The two became friends, and Fox learned that Swensen was also a financial adviser. For 20 years, Fox had no reason to question the legitimacy of how Swensen was investing his money and where his money was going.

But today, Fox says he and his wife’s retirement funds — approximately $850,000 — are gone.

“Just talking about it I’m filled with disgust,” Fox said Tuesday.

Swensen, 50, worked for several investment companies over the years, including Crew Capital during the last several years of his life. He convinced people like Fox to invest in the Crew Capital Group LLC starting in July 2011, allegedly telling clients they would receive a guaranteed minimum of 5% annually, depending on stock market performance. He claimed Crew Capital was “one of the safest places” to invest their money.

But in reality, court documents say Swensen, of Kaysville, was using that money to support his own lavish lifestyle, buying private airplanes, cars, and supporting at least two mistresses, while occasionally making “periodic payments of fictitious earnings to certain investors in a Ponzi-like fashion.”

“He used investor funds as his personal piggy bank,” said Albert Copeland, one of the attorneys representing Fox.

Once his alleged scheme was exposed, Swensen died by suicide on June 6, 2022.

In October, the Securities and Exchange Commission filed a complaint in federal court seeking to recover approximately $30 million from Swensen’s estate that he was accused of swindling from about 50 families.

On Tuesday, Fox became the first person to go public about the so-called Crew Capital Ponzi scheme. He and his attorneys held a press conference to announce a complaint filed with the American Arbitration Association against Centerville-based Wealth Navigation Advisors, which operates under the name Oak Lane Advisors. Swensen was an investment adviser for the company. For a decade, Wealth Navigation Advisors failed to properly supervise Swensen, according to Fox’s attorneys who are accusing the company of breach of fiduciary duty and negligence in the complaint.

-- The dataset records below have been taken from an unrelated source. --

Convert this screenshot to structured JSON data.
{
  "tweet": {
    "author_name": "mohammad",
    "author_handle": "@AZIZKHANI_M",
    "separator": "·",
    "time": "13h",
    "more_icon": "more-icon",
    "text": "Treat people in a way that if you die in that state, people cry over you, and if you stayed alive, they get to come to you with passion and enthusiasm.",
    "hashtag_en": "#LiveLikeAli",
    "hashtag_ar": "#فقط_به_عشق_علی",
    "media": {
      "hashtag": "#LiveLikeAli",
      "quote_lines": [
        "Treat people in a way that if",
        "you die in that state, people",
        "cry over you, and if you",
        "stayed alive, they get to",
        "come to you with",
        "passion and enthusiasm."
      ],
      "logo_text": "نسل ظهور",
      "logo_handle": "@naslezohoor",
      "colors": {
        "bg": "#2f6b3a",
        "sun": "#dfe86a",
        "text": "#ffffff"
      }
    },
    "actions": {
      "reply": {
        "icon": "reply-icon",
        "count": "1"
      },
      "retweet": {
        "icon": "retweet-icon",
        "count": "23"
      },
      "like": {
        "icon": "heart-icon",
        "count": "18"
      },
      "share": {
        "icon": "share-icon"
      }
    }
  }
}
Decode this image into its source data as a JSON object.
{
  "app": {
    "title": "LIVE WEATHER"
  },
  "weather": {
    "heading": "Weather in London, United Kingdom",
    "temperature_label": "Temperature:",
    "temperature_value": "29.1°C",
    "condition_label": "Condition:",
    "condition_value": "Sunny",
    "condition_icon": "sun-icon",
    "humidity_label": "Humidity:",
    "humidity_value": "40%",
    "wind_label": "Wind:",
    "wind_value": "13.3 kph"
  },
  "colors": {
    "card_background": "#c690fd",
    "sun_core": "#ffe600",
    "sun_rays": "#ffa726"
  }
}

“None of this would have happened if properly supervised,” Copeland said. “How could this go on for over a decade without anyone noticing?”

“To be able to run a Ponzi scheme of this magnitude while supposedly being supervised … it’s just astonishing. Someone clearly took their eye off the supervision ball,” added attorney Jason Kane. “For him to be able to get away with this for over a decade is astonishing and a clear failure of supervision.

“Swensen left behind a wake of destruction and we are working to put the pieces back together,” Kane added. “Imagine working hard your whole life to save for retirement only to learn you have to start from square one.”

Attorney Brent Baker, who represents Wealth Navigation Advisors, issued a brief statement Tuesday afternoon in response, saying, “We are looking forward to having all of the facts come out as soon as possible.”

Fox says he and his wife are still “reeling from the shock,” and his wife has been undergoing counseling because of the emotional trauma the situation has created.

When Fox invested money with Swensen and his company, Fox said Swensen would give him websites to check his account balances and returns. But Fox claims, “Everything on those websites was entirely false.”

Fox said after he found out what was allegedly happening, he talked to others who knew Swensen and many believed the missing $30 million had been invested in something such as stock.

“There’s no way he spent that much money,” Fox lamented.

But he and about 50 other families soon learned the money was gone.

“The answer that we’ll never get is why. Where’s the greed (coming from?)” Fox asked, noting that Swensen was allegedly making about $1 million per year legally. “There’s a lot of answers we’re never going to get.”

Fox also noted that over the years of knowing Swensen, he “never saw a change in his behavior,” which only adds to the disbelief.

Today, Fox says he is trying to be a “glass half full guy” rather than saying “poor me.”

“I’m trying not to go down that rabbit hole,” he said.

But although he does not have children, Fox thinks about his great-niece whom he promised he’d pay for her college.

“Not sure we can do that anymore,” he said.